What is the level of debt where these kinds of risks come into play? People that tell you they know are lying. But informed experts, including Larry Summers, are said to be worrying about such an eventuality.

It’s time to get beyond the liberal orthodoxy and look at a way to reestablish our fiscal credibility –- so that we can afford this stimulus plan and avoid punishment by the debt markets. Social Security is the way to do it. Look at this chart:

Starting around 2035, the difference between outlays and revenues is around 1 percent of GDP. Say we spent $825 billion on the stimulus and did absolutely nothing to pay it off. In three decades it would balloon to $3 or $4 trillion in debt in a $27 trillion economy. It would still probably be cheaper to finance that debt than to make up the Social Security shortfall, which would be around $270BN. By fixing Social Security, we can offset the perceived danger we add to our credit profile by spending on stimulus. And by showing the political will to control our spending, we add even more value to our creditor cred.

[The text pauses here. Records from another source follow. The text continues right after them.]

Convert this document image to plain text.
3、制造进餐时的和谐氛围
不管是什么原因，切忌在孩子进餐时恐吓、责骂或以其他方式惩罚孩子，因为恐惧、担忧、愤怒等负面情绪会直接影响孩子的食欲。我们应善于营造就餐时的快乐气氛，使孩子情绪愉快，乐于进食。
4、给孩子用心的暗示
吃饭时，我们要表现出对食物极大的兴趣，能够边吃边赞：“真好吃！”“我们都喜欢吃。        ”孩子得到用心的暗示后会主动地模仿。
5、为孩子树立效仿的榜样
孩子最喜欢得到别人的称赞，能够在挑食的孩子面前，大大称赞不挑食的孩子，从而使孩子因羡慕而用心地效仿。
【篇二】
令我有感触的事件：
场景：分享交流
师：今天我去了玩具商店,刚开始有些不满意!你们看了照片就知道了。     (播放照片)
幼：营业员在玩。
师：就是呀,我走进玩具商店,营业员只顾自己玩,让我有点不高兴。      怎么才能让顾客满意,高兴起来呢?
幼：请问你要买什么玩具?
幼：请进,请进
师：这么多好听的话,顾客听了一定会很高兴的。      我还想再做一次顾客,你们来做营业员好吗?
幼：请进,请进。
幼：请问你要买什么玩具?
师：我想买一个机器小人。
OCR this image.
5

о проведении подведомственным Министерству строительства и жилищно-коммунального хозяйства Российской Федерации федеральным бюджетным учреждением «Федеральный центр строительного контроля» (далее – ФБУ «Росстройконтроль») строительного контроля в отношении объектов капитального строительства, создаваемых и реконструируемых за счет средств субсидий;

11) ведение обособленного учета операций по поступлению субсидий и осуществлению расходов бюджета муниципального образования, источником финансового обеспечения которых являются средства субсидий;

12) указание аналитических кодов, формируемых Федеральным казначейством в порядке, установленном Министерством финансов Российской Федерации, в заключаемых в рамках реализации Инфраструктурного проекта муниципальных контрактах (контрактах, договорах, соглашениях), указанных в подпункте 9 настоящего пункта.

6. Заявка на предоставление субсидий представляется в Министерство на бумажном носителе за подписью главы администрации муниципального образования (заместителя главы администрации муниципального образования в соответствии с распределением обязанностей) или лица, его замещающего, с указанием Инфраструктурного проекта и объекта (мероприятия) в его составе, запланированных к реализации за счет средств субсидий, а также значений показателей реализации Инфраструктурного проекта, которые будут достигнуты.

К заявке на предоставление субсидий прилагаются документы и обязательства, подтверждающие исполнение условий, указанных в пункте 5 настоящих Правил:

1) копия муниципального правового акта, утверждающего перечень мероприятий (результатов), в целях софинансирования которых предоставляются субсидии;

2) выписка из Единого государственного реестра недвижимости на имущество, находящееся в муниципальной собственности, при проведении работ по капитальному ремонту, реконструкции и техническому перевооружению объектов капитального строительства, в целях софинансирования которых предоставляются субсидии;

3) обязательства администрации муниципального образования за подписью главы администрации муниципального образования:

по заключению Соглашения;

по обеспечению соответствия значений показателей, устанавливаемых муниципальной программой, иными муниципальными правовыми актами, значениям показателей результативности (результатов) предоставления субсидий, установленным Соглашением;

Need more reasons? The Democrats will have 58, 59… maybe even 60 seats in the Senate and a very popular President in the White House. When are we going to have more leverage in negotiating a Social Security fix? There is a real possibility we could make this most regressive tax just a little more fair. How to do it? I would favor raising the cap; if that is a non-starter because of the President’s campaign promises, maybe add a surtax for income over $250,000. Ramesh Ponnuru has an interesting suggestion: slow benefit growth to the rate of inflation for those that are well off.

Fixing Social Security would have another significant benefit… it would solidify Obama’s centrist credentials and probably guarantee his re-election. 63% of Americans don’t think they’re going to receive the full benefits they’re entitled to. An electorate that is re-assured on this matter would be enormously grateful.